[eluser]LynxCoder[/eluser]
[quote author="the_unforgiven" date="1334315251"]
LynxCoder (like the username by the way) thanks for you help much appreciated,[/quote]
Excellent! Glad it all works! My usual point to start debugging is to echo out the variables and say what have i buggered up!!! Your welcome anyway!
[quote author="the_unforgiven" date="1334315630"]My next question is what do i use to get the thumb stored to the db, currently have:
Code:
$image_data = $this->upload->data();
$data['item_img'] = $image_data['file_name'];
[/quote]
I'm assuming that your storing the reference to the filename and not the actual thumbnail?
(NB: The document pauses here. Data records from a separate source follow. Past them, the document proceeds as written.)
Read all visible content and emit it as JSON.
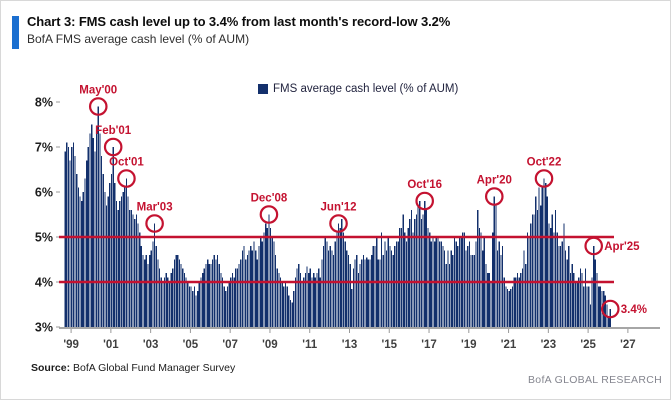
{
  "header": {
    "title": "Chart 3: FMS cash level up to 3.4% from last month's record-low 3.2%",
    "subtitle": "BofA FMS average cash level (% of AUM)"
  },
  "legend": {
    "label": "FMS average cash level (% of AUM)"
  },
  "footer": {
    "source_label": "Source:",
    "source_text": " BofA Global Fund Manager Survey",
    "brand": "BofA GLOBAL RESEARCH"
  },
  "colors": {
    "bar": "#13306C",
    "red": "#C41230",
    "accent": "#1B6FD0",
    "axis_line": "#A6A6A6",
    "tick": "#999999",
    "y_label": "#1d1d1d",
    "x_label": "#404040"
  },
  "chart_data": {
    "type": "bar",
    "title": "FMS cash level up to 3.4% from last month's record-low 3.2%",
    "subtitle": "BofA FMS average cash level (% of AUM)",
    "legend_entries": [
      "FMS average cash level (% of AUM)"
    ],
    "start_month": "1998-09",
    "end_month": "2026-02",
    "unit": "% of AUM",
    "grid": false,
    "y_axis": {
      "min": 3,
      "max": 8,
      "ticks": [
        "8%",
        "7%",
        "6%",
        "5%",
        "4%",
        "3%"
      ]
    },
    "x_axis": {
      "ticks": [
        "'99",
        "'01",
        "'03",
        "'05",
        "'07",
        "'09",
        "'11",
        "'13",
        "'15",
        "'17",
        "'19",
        "'21",
        "'23",
        "'25",
        "'27"
      ]
    },
    "reference_lines": [
      5,
      4
    ],
    "annotations": [
      {
        "label": "May'00",
        "month": "2000-05",
        "value": 7.9,
        "label_pos": "top"
      },
      {
        "label": "Feb'01",
        "month": "2001-02",
        "value": 7.0,
        "label_pos": "top"
      },
      {
        "label": "Oct'01",
        "month": "2001-10",
        "value": 6.3,
        "label_pos": "top"
      },
      {
        "label": "Mar'03",
        "month": "2003-03",
        "value": 5.3,
        "label_pos": "top"
      },
      {
        "label": "Dec'08",
        "month": "2008-12",
        "value": 5.5,
        "label_pos": "top"
      },
      {
        "label": "Jun'12",
        "month": "2012-06",
        "value": 5.3,
        "label_pos": "top"
      },
      {
        "label": "Oct'16",
        "month": "2016-10",
        "value": 5.8,
        "label_pos": "top"
      },
      {
        "label": "Apr'20",
        "month": "2020-04",
        "value": 5.9,
        "label_pos": "top"
      },
      {
        "label": "Oct'22",
        "month": "2022-10",
        "value": 6.3,
        "label_pos": "top"
      },
      {
        "label": "Apr'25",
        "month": "2025-04",
        "value": 4.8,
        "label_pos": "right"
      },
      {
        "label": "3.4%",
        "month": "2026-02",
        "value": 3.4,
        "label_pos": "right"
      }
    ],
    "values": [
      6.9,
      7.1,
      7.0,
      6.7,
      7.0,
      7.1,
      6.8,
      6.4,
      6.1,
      5.9,
      5.8,
      6.0,
      6.3,
      6.7,
      7.0,
      7.3,
      7.5,
      7.2,
      6.9,
      7.4,
      7.9,
      7.3,
      6.8,
      6.4,
      6.0,
      5.7,
      5.9,
      6.2,
      6.4,
      7.0,
      6.2,
      5.8,
      5.6,
      5.8,
      5.9,
      6.0,
      6.1,
      6.3,
      5.9,
      5.6,
      5.6,
      5.5,
      5.4,
      5.5,
      5.3,
      5.1,
      4.8,
      4.6,
      4.5,
      4.6,
      4.4,
      4.6,
      4.7,
      4.9,
      5.3,
      4.8,
      4.5,
      4.3,
      4.1,
      4.0,
      4.1,
      4.2,
      4.1,
      4.0,
      4.2,
      4.3,
      4.5,
      4.6,
      4.6,
      4.5,
      4.4,
      4.3,
      4.2,
      4.1,
      4.0,
      3.9,
      3.9,
      3.8,
      3.9,
      3.7,
      3.8,
      4.0,
      4.1,
      4.2,
      4.3,
      4.4,
      4.5,
      4.4,
      4.4,
      4.5,
      4.6,
      4.5,
      4.6,
      4.4,
      4.2,
      4.1,
      3.9,
      3.8,
      3.9,
      4.0,
      4.1,
      4.2,
      4.1,
      4.3,
      4.3,
      4.4,
      4.5,
      4.7,
      4.8,
      4.5,
      4.6,
      4.7,
      4.8,
      4.7,
      4.9,
      4.7,
      4.5,
      4.8,
      5.0,
      4.9,
      5.1,
      5.3,
      5.2,
      5.5,
      5.2,
      5.0,
      4.9,
      4.6,
      4.3,
      4.2,
      4.1,
      4.0,
      3.9,
      4.0,
      3.9,
      3.7,
      3.6,
      3.55,
      3.8,
      4.1,
      4.3,
      4.4,
      4.2,
      4.0,
      4.1,
      4.2,
      4.35,
      4.2,
      4.3,
      4.1,
      4.2,
      4.1,
      4.2,
      4.3,
      4.1,
      4.5,
      4.8,
      5.0,
      4.9,
      4.7,
      4.8,
      4.7,
      4.6,
      4.9,
      5.1,
      5.3,
      5.2,
      5.4,
      5.1,
      4.9,
      4.7,
      4.6,
      4.4,
      3.85,
      4.3,
      4.5,
      4.6,
      4.2,
      4.4,
      4.5,
      4.6,
      4.5,
      4.55,
      4.5,
      4.5,
      4.6,
      4.8,
      4.8,
      5.0,
      4.5,
      4.5,
      5.1,
      4.6,
      4.9,
      4.7,
      5.0,
      4.8,
      4.7,
      4.6,
      4.8,
      4.9,
      4.9,
      5.2,
      5.2,
      5.5,
      5.1,
      4.9,
      5.2,
      5.4,
      5.6,
      5.1,
      5.4,
      5.5,
      5.7,
      5.8,
      5.4,
      5.5,
      5.8,
      5.6,
      5.2,
      5.1,
      4.9,
      5.0,
      4.9,
      5.0,
      5.0,
      4.9,
      4.9,
      4.8,
      4.7,
      4.4,
      4.7,
      4.4,
      4.7,
      4.6,
      5.0,
      4.9,
      4.8,
      5.0,
      5.0,
      5.1,
      5.1,
      4.7,
      4.8,
      4.9,
      4.6,
      4.6,
      4.6,
      4.9,
      5.6,
      5.2,
      5.1,
      4.7,
      5.0,
      4.4,
      4.2,
      4.2,
      4.0,
      5.1,
      5.9,
      5.7,
      4.7,
      4.9,
      4.6,
      4.8,
      4.1,
      3.9,
      3.85,
      3.8,
      3.85,
      3.9,
      4.1,
      4.1,
      4.2,
      4.1,
      4.2,
      4.3,
      4.7,
      4.4,
      5.1,
      5.0,
      5.3,
      5.5,
      5.5,
      5.9,
      5.6,
      6.1,
      5.7,
      6.1,
      6.3,
      6.2,
      5.9,
      5.3,
      5.2,
      5.5,
      5.1,
      5.6,
      5.1,
      4.8,
      4.8,
      4.9,
      5.3,
      4.7,
      4.5,
      4.8,
      4.2,
      4.4,
      4.2,
      4.0,
      4.0,
      4.1,
      4.3,
      4.2,
      3.9,
      4.3,
      3.9,
      3.9,
      3.5,
      4.1,
      4.8,
      4.5,
      4.2,
      3.9,
      3.9,
      3.8,
      3.8,
      3.7,
      3.5,
      3.2,
      3.4
    ]
  }
}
In which case its just a simple case of doing
Code:
$this->db->where('uniqueid',$UID);
$this->db->update('tablename',$data);
Assuming that a record already exists in the table and your just updating it with the thumbnail filename - in which case you should already have the $UID - obviously replace 'uniqueid' and 'tablename' with the appropriate values.
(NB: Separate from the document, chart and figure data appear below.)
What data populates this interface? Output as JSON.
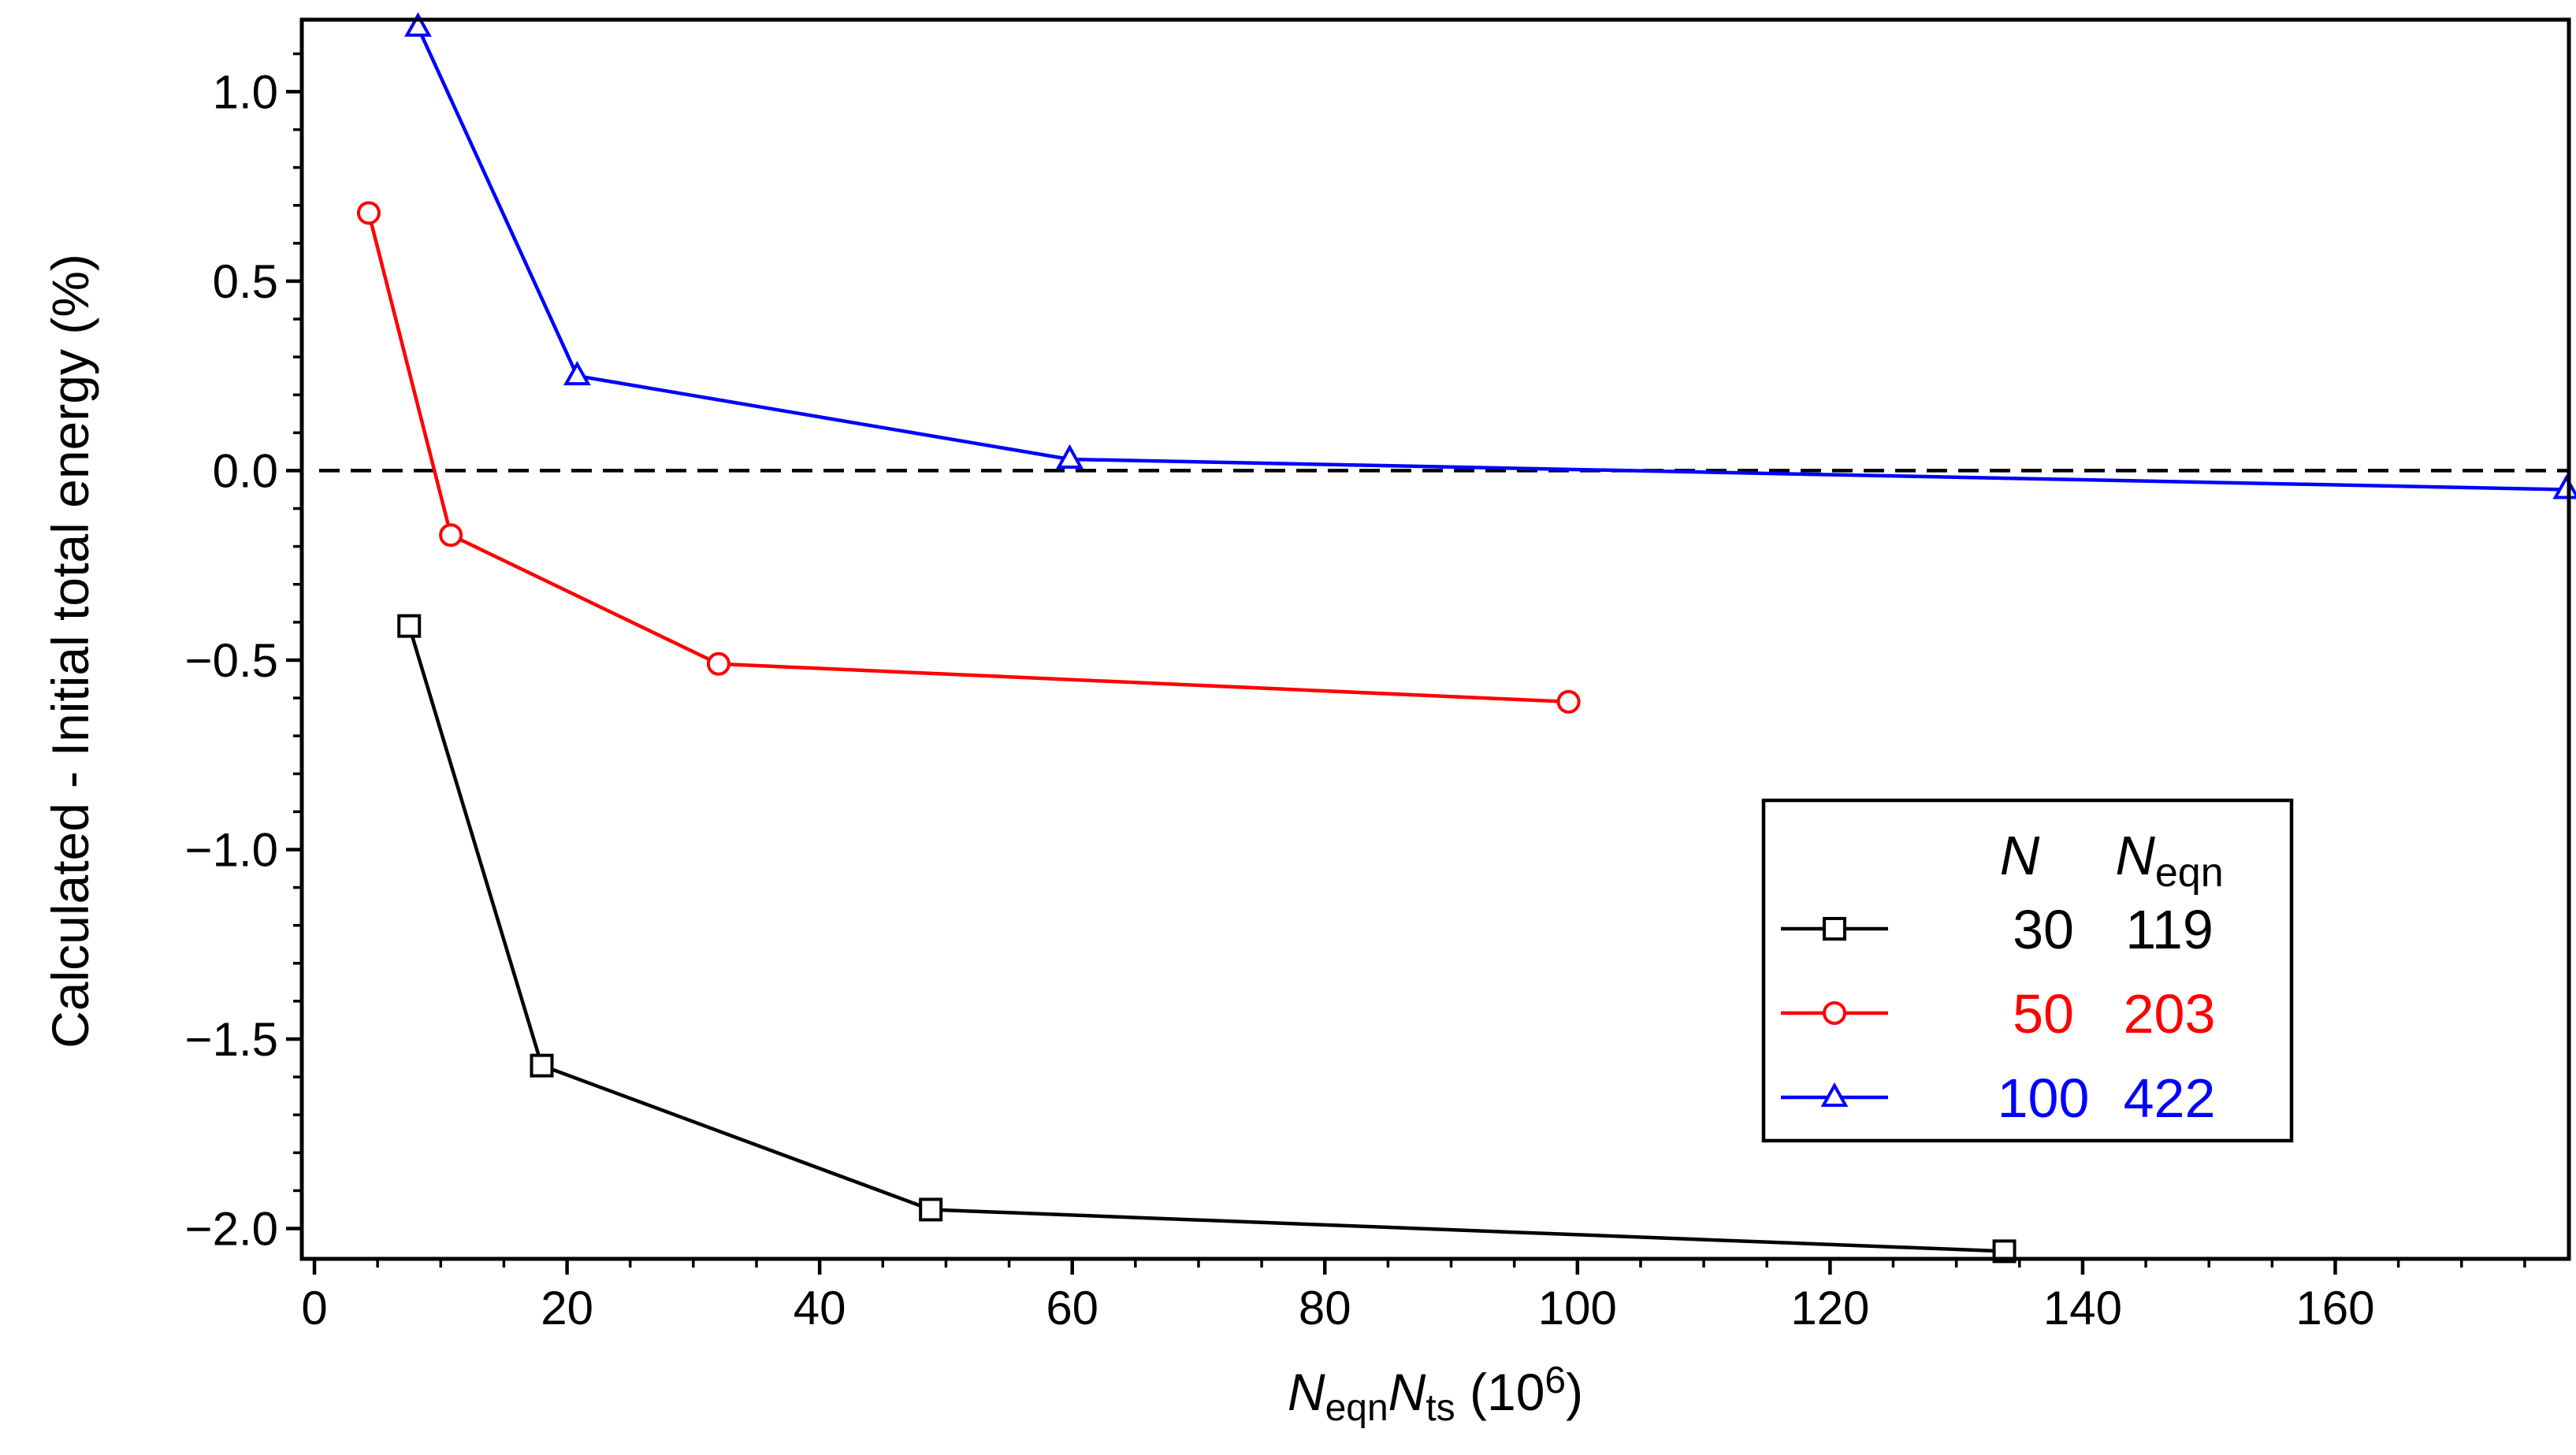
{
  "chart_data": {
    "type": "line",
    "title": "",
    "xlabel": {
      "parts": [
        {
          "text": "N",
          "style": "italic"
        },
        {
          "text": "eqn",
          "style": "sub"
        },
        {
          "text": "N",
          "style": "italic"
        },
        {
          "text": "ts",
          "style": "sub"
        },
        {
          "text": " (10",
          "style": "normal"
        },
        {
          "text": "6",
          "style": "sup"
        },
        {
          "text": ")",
          "style": "normal"
        }
      ]
    },
    "ylabel": "Calculated - Initial total energy (%)",
    "xlim": [
      -1,
      178.5
    ],
    "ylim": [
      -2.08,
      1.19
    ],
    "xticks": [
      0,
      20,
      40,
      60,
      80,
      100,
      120,
      140,
      160
    ],
    "xtick_labels": [
      "0",
      "20",
      "40",
      "60",
      "80",
      "100",
      "120",
      "140",
      "160"
    ],
    "x_minor_step": 5,
    "yticks": [
      1.0,
      0.5,
      0.0,
      -0.5,
      -1.0,
      -1.5,
      -2.0
    ],
    "ytick_labels": [
      "1.0",
      "0.5",
      "0.0",
      "−0.5",
      "−1.0",
      "−1.5",
      "−2.0"
    ],
    "y_minor_step": 0.1,
    "reference_line": {
      "y": 0.0,
      "style": "dashed",
      "color": "#000000"
    },
    "legend": {
      "position": "lower-right",
      "header": {
        "col1": "N",
        "col2_main": "N",
        "col2_sub": "eqn"
      }
    },
    "series": [
      {
        "name": "N=30",
        "N": "30",
        "N_eqn": "119",
        "color": "#000000",
        "marker": "square",
        "x": [
          7.5,
          18.0,
          48.8,
          133.8
        ],
        "y": [
          -0.41,
          -1.57,
          -1.95,
          -2.06
        ]
      },
      {
        "name": "N=50",
        "N": "50",
        "N_eqn": "203",
        "color": "#ff0000",
        "marker": "circle",
        "x": [
          4.3,
          10.8,
          32.0,
          99.3
        ],
        "y": [
          0.68,
          -0.17,
          -0.51,
          -0.61
        ]
      },
      {
        "name": "N=100",
        "N": "100",
        "N_eqn": "422",
        "color": "#0000ff",
        "marker": "triangle",
        "x": [
          8.2,
          20.8,
          59.8,
          178.3
        ],
        "y": [
          1.17,
          0.25,
          0.03,
          -0.05
        ]
      }
    ]
  }
}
EDIT: I'm assuming that the fieldname in the table is 'item_img', if not, then you need to change $data['item_img'] to be $data['fieldname'], replacing fieldname with the appropriate fieldname of course!!
Alternatively, if you are just adding the thumbnail as a fresh record then
Code:
$this->db->insert('tablename',$data);
plus any other data your looking to store alongside it of course!
Assuming that all your thumbnails are stored in the same folder, then you only need to store the actual filename in the DB, not the path, which will reduce the data footprint of the DB. If thumbnails are stored in various places, then you'll need to store the path too.